Noisy Neighbors: How to Turn Down the Volume

Turn down the volume on noisy neighbors by politely ratcheting up the pressure on them to quiet down.

When your next-door neighbor’s decrepit air conditioning unit clanks and whirs so loudly you can’t sleep even with earplugs, or your upstairs neighbors clomp around day and night on hardwood floors, it’s time to launch a campaign to quiet your noisy neighbors.

Related: Outdoor Privacy Ideas to Hide Ugly Views and Noisy Neighbors

Show Your Noisy Neighbors How Loud They Are.

Step one in your noisy neighbor silencing plan is to invite them over to hear firsthand what you hear. If the neighbors smile, nod, and ignore your verbal request, write them a polite note about the problem and keep a copy for yourself. This note and others that you’ll write will help prove your case if you have to take your complaint to court later on. But first…

Tell the HOA How Noisy Your Neighbor Is.

When they continue being noisy neighbors, take your complaint to the first rung on the local authority ladder.

If you live in a home owners association, write the board or manager a note asking what your Covenants, Conditions, and Restrictions (CC&Rs) say about noise. Do the CC&Rs say second-floor unit owners have to carpet floors so you don’t have to listen to their clomping feet? Keep a copy of the note to the HOA and their response for your files. 

If the CC&Rs are silent about noise reduction, ask the board to mediate between you and your noisy neighbor, providing both a neutral ear and a venue for the discussion.

If the HOA refuses to help, ask your neighbors if they’re having noise issues and if they’ll come to a board meeting with you. Or, run for the HOA board and work to pass noise-reduction rules.

Related: HOA: What You Need to Know About the Rules

Ask the City to Quiet Your Noisy Neighbor.

If the HOA route fails, or if you’re not in an HOA, turn to city noise ordinances. City hall can connect you with the noise cops in your town—probably planning and zoning in a small town, or environmental quality in a larger city. Write or call the appropriate group, asking that a noise control officer come out and measure exactly how much noise your noisy neighbor is making.

If the noisy neighbor is loud enough, then the noise enforcement officer can issue a citation. You can also call the cops every time your neighbor gets too loud, which might create yet another citation, or at least a verbal warning to your neighbor.
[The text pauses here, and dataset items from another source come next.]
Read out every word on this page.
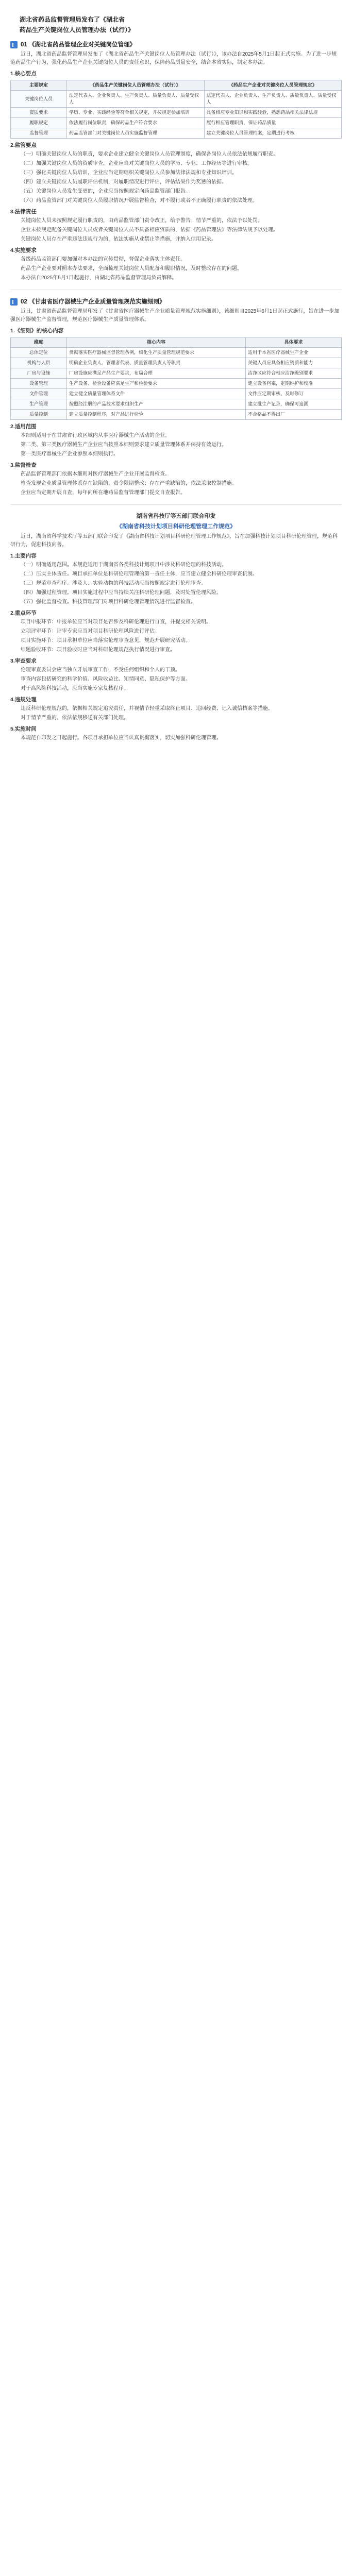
湖北省药品监督管理局发布了《湖北省
药品生产关键岗位人员管理办法（试行）》
01 《湖北省药品管理企业对关键岗位管理》
近日，湖北省药品监督管理局发布了《湖北省药品生产关键岗位人员管理办法（试行）》，该办法自2025年5月1日起正式实施。为了进一步规范药品生产行为，强化药品生产企业关键岗位人员的责任意识，保障药品质量安全，结合本省实际，制定本办法。
1.核心要点
主要规定	《药品生产关键岗位人员管理办法（试行）》	《药品生产企业对关键岗位人员管理规定》
关键岗位人员	法定代表人、企业负责人、生产负责人、质量负责人、质量受权人	法定代表人、企业负责人、生产负责人、质量负责人、质量受权人
资质要求	学历、专业、实践经验等符合相关规定，并按规定参加培训	具备相应专业知识和实践经验，熟悉药品相关法律法规
履职规定	依法履行岗位职责，确保药品生产符合要求	履行相应管理职责，保证药品质量
监督管理	药品监管部门对关键岗位人员实施监督管理	建立关键岗位人员管理档案，定期进行考核
2.监管要点
（一）明确关键岗位人员的职责，要求企业建立健全关键岗位人员管理制度，确保各岗位人员依法依规履行职责。
（二）加强关键岗位人员的资质审查，企业应当对关键岗位人员的学历、专业、工作经历等进行审核。
（三）强化关键岗位人员培训，企业应当定期组织关键岗位人员参加法律法规和专业知识培训。
（四）建立关键岗位人员履职评估机制，对履职情况进行评估，评估结果作为奖惩的依据。
（五）关键岗位人员发生变更的，企业应当按照规定向药品监管部门报告。
（六）药品监管部门对关键岗位人员履职情况开展监督检查，对不履行或者不正确履行职责的依法处理。
3.法律责任
关键岗位人员未按照规定履行职责的，由药品监管部门责令改正，给予警告；情节严重的，依法予以处罚。
企业未按规定配备关键岗位人员或者关键岗位人员不具备相应资质的，依据《药品管理法》等法律法规予以处理。
关键岗位人员存在严重违法违规行为的，依法实施从业禁止等措施，并纳入信用记录。
4.实施要求
各级药品监管部门要加强对本办法的宣传贯彻，督促企业落实主体责任。
药品生产企业要对照本办法要求，全面梳理关键岗位人员配备和履职情况，及时整改存在的问题。
本办法自2025年5月1日起施行，由湖北省药品监督管理局负责解释。
02 《甘肃省医疗器械生产企业质量管理规范实施细则》
近日，甘肃省药品监督管理局印发了《甘肃省医疗器械生产企业质量管理规范实施细则》，该细则自2025年6月1日起正式施行，旨在进一步加强医疗器械生产监督管理，规范医疗器械生产质量管理体系。
1.《细则》的核心内容
维度	核心内容	具体要求
总体定位	贯彻落实医疗器械监督管理条例，细化生产质量管理规范要求	适用于本省医疗器械生产企业
机构与人员	明确企业负责人、管理者代表、质量管理负责人等职责	关键人员应具备相应资质和能力
厂房与设施	厂房设施应满足产品生产要求，布局合理	洁净区应符合相应洁净级别要求
设备管理	生产设备、检验设备应满足生产和检验要求	建立设备档案，定期维护和校准
文件管理	建立健全质量管理体系文件	文件应定期审核、及时修订
生产管理	按照经注册的产品技术要求组织生产	建立批生产记录，确保可追溯
质量控制	建立质量控制程序，对产品进行检验	不合格品不得出厂
2.适用范围
本细则适用于在甘肃省行政区域内从事医疗器械生产活动的企业。
第二类、第三类医疗器械生产企业应当按照本细则要求建立质量管理体系并保持有效运行。
第一类医疗器械生产企业参照本细则执行。
3.监督检查
药品监督管理部门依据本细则对医疗器械生产企业开展监督检查。
检查发现企业质量管理体系存在缺陷的，责令限期整改；存在严重缺陷的，依法采取控制措施。
企业应当定期开展自查，每年向所在地药品监督管理部门提交自查报告。
湖南省科技厅等五部门联合印发
《湖南省科技计划项目科研伦理管理工作规范》
近日，湖南省科学技术厅等五部门联合印发了《湖南省科技计划项目科研伦理管理工作规范》，旨在加强科技计划项目科研伦理管理，规范科研行为，促进科技向善。
1.主要内容
（一）明确适用范围。本规范适用于湖南省各类科技计划项目中涉及科研伦理的科技活动。
（二）压实主体责任。项目承担单位是科研伦理管理的第一责任主体，应当建立健全科研伦理审查机制。
（三）规范审查程序。涉及人、实验动物的科技活动应当按照规定进行伦理审查。
（四）加强过程管理。项目实施过程中应当持续关注科研伦理问题，及时处置伦理风险。
（五）强化监督检查。科技管理部门对项目科研伦理管理情况进行监督检查。
2.重点环节
项目申报环节：申报单位应当对项目是否涉及科研伦理进行自查，并提交相关说明。
立项评审环节：评审专家应当对项目科研伦理风险进行评估。
项目实施环节：项目承担单位应当落实伦理审查意见，规范开展研究活动。
结题验收环节：项目验收时应当对科研伦理规范执行情况进行审查。
3.审查要求
伦理审查委员会应当独立开展审查工作，不受任何组织和个人的干预。
审查内容包括研究的科学价值、风险收益比、知情同意、隐私保护等方面。
对于高风险科技活动，应当实施专家复核程序。
4.违规处理
违反科研伦理规范的，依据相关规定追究责任，并视情节轻重采取终止项目、追回经费、记入诚信档案等措施。
对于情节严重的，依法依规移送有关部门处理。
5.实施时间
本规范自印发之日起施行。各项目承担单位应当认真贯彻落实，切实加强科研伦理管理。
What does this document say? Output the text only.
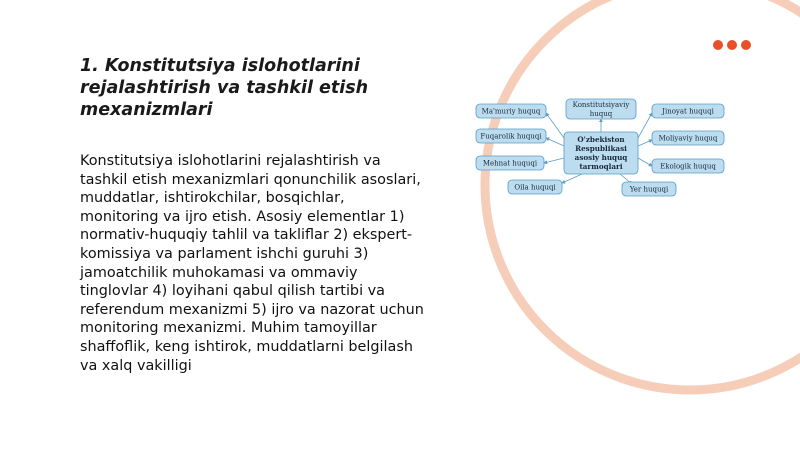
1. Konstitutsiya islohotlarini rejalashtirish va tashkil etish mexanizmlari

Konstitutsiya islohotlarini rejalashtirish va tashkil etish mexanizmlari qonunchilik asoslari, muddatlar, ishtirokchilar, bosqichlar, monitoring va ijro etish. Asosiy elementlar 1) normativ-huquqiy tahlil va takliflar 2) ekspert-komissiya va parlament ishchi guruhi 3) jamoatchilik muhokamasi va ommaviy tinglovlar 4) loyihani qabul qilish tartibi va referendum mexanizmi 5) ijro va nazorat uchun monitoring mexanizmi. Muhim tamoyillar shaffoflik, keng ishtirok, muddatlarni belgilash va xalq vakilligi

O'zbekiston
Respublikasi
asosiy huquq
tarmoqlari
Konstitutsiyaviy
huquq
Ma'muriy huquq
Fuqarolik huquqi
Mehnat huquqi
Jinoyat huquqi
Moliyaviy huquq
Ekologik huquq
Oila huquqi	Yer huquqi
Keep a copy of that correspondence and notes about when you call the cops, as well as times your noisy neighbor disturbed you, but you didn’t call the cops.

Sue Your Noisy Neighbor.

If you’re determined to make noisy neighbors shut up already, and none of those civil options has worked, you can sue them in small claims court. You don’t need a lawyer, but you will need detailed records of all the things you’ve tried to silence your noisy neighbor:

  • Copies of letters you sent the noisy neighbor, the HOA, and the city
  • A list of times the noisy neighbor has been noisy
  • Videos of the noisy neighbor’s dog barking at 2 a.m.
  • Copies of citations, if you can get them

Such items show how hard you’ve worked to solve the problem before turning to the courts. Judges like people who’ve tried nicely and politely to solve their own problems. 

Small claims court is a lot like the Judge Judy show on television. You ask for compensation because your noisy neighbor is disturbing the peaceful enjoyment of your home. Your noisy neighbors, if they show up, argue that you’re a crank. You whip out your paperwork and other evidence to prove your side of the story and, hopefully, win.

If your HOA and your town blow you off, and you don’t want to go to court, you still have three options left:

  • Live with it.
  • Move. No doubt, you’ll check the soundproofing before you buy your next home, right?
  • Soundproof. You’ll probably end up creating pockets of air to channel the sound away and adding sound-absorbing materials in the walls. An acoustical consultant can help you figure out what will and won’t work in your home.